The last book I read on madrasas (Hem Borker’s Madrasas and the Making of Islamic Womanhood ) argued that for all their flaws they offer a route to educational mobility for Muslim girls from conservative families, particularly from rural areas. These girls find madrasas empowering and a potential stepping stone to mainstream higher education, even a career. Some told her madrasas had transformed their lives.
Yet, her description of the life inside a typical madrasa (Borker spent some time at a Delhi women’s madrasa as part of her research) showed an institution mired in a culture of exclusion, with girls living isolated lives totally cut off from the outside world.
Ms Borker wrote she had worked with minority communities before but had “never engaged with an institution that is so Muslim, not just in terms of the student and staff composition, but also in its cultural norms, behavioural practices and ethos. ...zealously fenced, with multiple levels of security, which can be quite unwelcoming and intimidating”.
Her brave attempt to work up enthusiasm for madrasas was ultimately frustrated by the reality she encountered on the ground. The book under review also sets out to refurbish madrasas’ image by trying to portray them as a casualty of widespread Islamophobia, but soon it comes up against the hard reality behind the plight of madrasas and why they are perceived by the outside world with disdain and suspicion, making them a sitting target for attacks.
Describing a madrasa adjacent to a well-appointed school in Kishanganj (Bihar), which famously organises an international literature festival, it says that while the “students of the school in smart trousers, shirt and tie attend many of the deliberations, the students of the madrasa remain conspicuous by their absence”.
“All through the festival, they remain inside, emerging only to offer prayers at their appointed time....They are like frogs in the well: read, learn, memorise and repeat. From early morning to lunch, then again after a lunch break...the students sit hunched over religious texts. There are no tables, chairs, just benches to place their books and rough jute rugs to sit on,” the authors write pointing out that it’s the same story at “countless madrasas across the country”.
None of this — lack of basic amenities, regressive environment, antiquated curriculum and teaching methods— has got anything to do with Islamophobia, and everything with the system’s inherent institutional flaws. Some madrasas, as the book points, not only openly practise exclusion but also “indoctrinate” their students against rival Muslim sects. They are even forbidden from reading literature published by other sects. And attempts to isolate students from the outside world stretch to banning them from reading English and Hindi newspapers considering these languages as “foreign to Muslims”. (Page 173).

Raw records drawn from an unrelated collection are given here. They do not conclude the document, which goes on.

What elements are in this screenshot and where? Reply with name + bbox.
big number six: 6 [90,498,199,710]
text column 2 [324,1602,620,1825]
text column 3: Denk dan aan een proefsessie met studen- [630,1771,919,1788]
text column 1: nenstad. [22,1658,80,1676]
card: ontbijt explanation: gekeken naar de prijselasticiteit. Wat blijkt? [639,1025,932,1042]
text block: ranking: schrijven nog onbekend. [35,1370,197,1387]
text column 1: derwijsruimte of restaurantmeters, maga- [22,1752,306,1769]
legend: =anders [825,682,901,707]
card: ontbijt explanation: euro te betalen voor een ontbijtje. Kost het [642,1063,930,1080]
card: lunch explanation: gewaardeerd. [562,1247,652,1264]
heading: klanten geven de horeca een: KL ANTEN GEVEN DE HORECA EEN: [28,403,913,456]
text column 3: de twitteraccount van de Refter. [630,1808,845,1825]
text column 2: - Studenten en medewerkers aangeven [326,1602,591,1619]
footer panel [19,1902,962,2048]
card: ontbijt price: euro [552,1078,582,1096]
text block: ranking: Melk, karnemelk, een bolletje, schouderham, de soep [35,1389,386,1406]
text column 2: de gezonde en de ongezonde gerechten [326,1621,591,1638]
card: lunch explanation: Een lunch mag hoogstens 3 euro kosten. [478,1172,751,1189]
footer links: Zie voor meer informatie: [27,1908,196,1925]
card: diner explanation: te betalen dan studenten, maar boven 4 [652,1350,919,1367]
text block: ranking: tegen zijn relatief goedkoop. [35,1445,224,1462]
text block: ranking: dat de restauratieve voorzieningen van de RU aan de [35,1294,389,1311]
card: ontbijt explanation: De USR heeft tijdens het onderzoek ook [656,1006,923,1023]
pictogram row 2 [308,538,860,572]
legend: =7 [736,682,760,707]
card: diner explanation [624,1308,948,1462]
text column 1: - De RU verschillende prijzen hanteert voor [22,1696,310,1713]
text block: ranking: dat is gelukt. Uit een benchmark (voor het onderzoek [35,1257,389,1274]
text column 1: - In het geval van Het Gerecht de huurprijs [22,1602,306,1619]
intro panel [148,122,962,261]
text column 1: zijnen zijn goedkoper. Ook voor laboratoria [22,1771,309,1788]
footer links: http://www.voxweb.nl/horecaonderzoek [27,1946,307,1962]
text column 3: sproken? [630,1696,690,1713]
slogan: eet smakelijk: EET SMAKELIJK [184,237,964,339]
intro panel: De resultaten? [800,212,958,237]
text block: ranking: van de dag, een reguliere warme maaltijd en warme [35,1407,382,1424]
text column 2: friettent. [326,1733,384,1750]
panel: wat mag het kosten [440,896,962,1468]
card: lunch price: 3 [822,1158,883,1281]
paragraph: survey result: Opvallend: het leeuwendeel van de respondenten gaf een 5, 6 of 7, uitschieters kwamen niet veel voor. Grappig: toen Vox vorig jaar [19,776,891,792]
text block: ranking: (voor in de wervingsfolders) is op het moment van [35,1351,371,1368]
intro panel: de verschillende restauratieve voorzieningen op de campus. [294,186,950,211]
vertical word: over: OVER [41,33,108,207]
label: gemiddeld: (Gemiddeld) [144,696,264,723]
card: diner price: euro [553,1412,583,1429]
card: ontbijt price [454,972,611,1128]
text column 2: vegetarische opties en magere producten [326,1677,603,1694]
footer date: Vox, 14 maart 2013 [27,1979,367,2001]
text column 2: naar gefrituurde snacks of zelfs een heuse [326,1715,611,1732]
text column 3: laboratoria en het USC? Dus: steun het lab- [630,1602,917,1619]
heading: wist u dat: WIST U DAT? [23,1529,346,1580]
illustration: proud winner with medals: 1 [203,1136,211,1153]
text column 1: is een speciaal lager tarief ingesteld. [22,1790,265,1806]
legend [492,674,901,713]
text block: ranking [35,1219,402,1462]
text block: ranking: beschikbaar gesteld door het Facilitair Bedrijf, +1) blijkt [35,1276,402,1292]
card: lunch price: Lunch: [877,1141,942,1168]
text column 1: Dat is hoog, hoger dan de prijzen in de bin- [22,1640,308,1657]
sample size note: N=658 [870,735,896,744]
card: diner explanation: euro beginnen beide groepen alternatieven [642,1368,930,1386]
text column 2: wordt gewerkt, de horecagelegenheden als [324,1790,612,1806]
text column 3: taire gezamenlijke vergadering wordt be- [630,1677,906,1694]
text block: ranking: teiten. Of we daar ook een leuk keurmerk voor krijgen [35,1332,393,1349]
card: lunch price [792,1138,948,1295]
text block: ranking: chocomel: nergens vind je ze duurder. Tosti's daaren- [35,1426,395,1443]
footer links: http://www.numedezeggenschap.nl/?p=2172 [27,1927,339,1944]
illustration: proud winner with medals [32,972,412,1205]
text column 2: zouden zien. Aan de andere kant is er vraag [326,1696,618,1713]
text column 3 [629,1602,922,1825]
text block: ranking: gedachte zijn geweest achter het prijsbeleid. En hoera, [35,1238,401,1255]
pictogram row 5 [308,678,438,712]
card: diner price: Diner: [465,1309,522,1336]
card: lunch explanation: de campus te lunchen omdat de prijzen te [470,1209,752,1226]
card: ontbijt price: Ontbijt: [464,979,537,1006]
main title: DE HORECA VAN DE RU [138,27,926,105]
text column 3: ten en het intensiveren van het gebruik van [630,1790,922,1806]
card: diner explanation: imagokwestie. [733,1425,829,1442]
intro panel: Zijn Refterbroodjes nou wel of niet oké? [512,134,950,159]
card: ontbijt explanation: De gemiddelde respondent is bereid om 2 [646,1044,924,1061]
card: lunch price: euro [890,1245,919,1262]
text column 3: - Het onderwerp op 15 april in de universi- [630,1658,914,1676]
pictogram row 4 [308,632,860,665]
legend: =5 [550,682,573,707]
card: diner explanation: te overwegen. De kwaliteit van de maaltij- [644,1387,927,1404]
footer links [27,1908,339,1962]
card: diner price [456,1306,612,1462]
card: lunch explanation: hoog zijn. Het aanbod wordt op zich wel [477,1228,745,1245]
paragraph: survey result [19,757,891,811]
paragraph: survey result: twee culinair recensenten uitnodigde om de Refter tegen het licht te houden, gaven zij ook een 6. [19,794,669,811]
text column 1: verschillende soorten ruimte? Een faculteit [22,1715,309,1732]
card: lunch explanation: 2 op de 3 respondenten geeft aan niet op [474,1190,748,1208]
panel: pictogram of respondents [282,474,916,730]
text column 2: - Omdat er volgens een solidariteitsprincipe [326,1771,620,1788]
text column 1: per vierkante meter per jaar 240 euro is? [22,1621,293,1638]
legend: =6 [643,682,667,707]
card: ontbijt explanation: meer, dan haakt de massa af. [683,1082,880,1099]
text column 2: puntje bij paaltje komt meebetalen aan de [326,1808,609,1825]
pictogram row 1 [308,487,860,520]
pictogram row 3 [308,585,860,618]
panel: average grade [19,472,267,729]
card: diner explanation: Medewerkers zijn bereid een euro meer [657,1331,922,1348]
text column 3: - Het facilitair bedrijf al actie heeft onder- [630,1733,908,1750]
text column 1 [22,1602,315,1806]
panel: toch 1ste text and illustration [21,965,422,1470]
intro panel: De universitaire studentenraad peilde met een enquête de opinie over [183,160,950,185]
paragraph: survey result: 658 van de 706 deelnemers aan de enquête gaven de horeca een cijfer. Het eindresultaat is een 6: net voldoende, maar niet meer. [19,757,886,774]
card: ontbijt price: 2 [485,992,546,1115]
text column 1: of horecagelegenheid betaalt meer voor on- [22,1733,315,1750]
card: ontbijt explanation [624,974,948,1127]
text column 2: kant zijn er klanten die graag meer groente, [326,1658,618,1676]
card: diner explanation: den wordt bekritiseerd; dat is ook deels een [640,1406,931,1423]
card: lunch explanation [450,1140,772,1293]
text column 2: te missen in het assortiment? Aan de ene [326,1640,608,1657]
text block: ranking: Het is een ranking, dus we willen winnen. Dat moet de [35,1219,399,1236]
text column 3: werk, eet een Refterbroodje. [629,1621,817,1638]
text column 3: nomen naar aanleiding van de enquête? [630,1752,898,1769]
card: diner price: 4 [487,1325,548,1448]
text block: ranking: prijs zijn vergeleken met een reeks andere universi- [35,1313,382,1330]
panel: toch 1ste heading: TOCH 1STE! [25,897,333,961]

This book is significant not because of what it says but because who is saying it. It’s written not by any old Islamophobic madrasa-sceptic, but by two devout Muslims who are knowledgeable about madrasas; appear passionately to care for them, writing about their decline with a real sense of loss; and believe in their continued relevance.
Book details
Generally, a reflex Muslim reaction to any criticism of madrasas is to dismiss it as Islamophobic rant, or coming from armchair detractors who have never “seen the inside of a madrasa” (as one madrasa head is quoted as saying about critics). But Ziya Us Salam (a former colleague at The Hindu ) and M Aslam Parvaiz are “kosher” Muslim voices and the community will find it harder to shrug off their outspoken criticism of a system teetering on the brink—starved of funds, steeped in conservatism, stuck with an outdated curriculum and resistant to change.
They warn that only a radical “overhaul” (end to sectarianism and modernising the syllabus) can help it “survive into the next century”. Sectarianism runs so deep that most madrasas teach “only one interpretation of Islam” depending on the sect to which a madrasa belongs. None of this is news. But, for a change, the conveyors of this bad news are not the so-called usual madrasa or Muslim-baiting suspects but respected credible voices from within the community. Which will make it harder for the madrasa lobby to shoot the messenger this time.
The book offers a well-documented and honest critique of madrasas, but spoils its card somewhat by opting for a slightly misleading populist title, “Madrasas in the Age of Islamophobia”. Those who buy it hoping to get an understanding of how Islamophobia has affected madrasas may be forgiven for feeling disappointed that it doesn’t quite deliver what it says on the tin.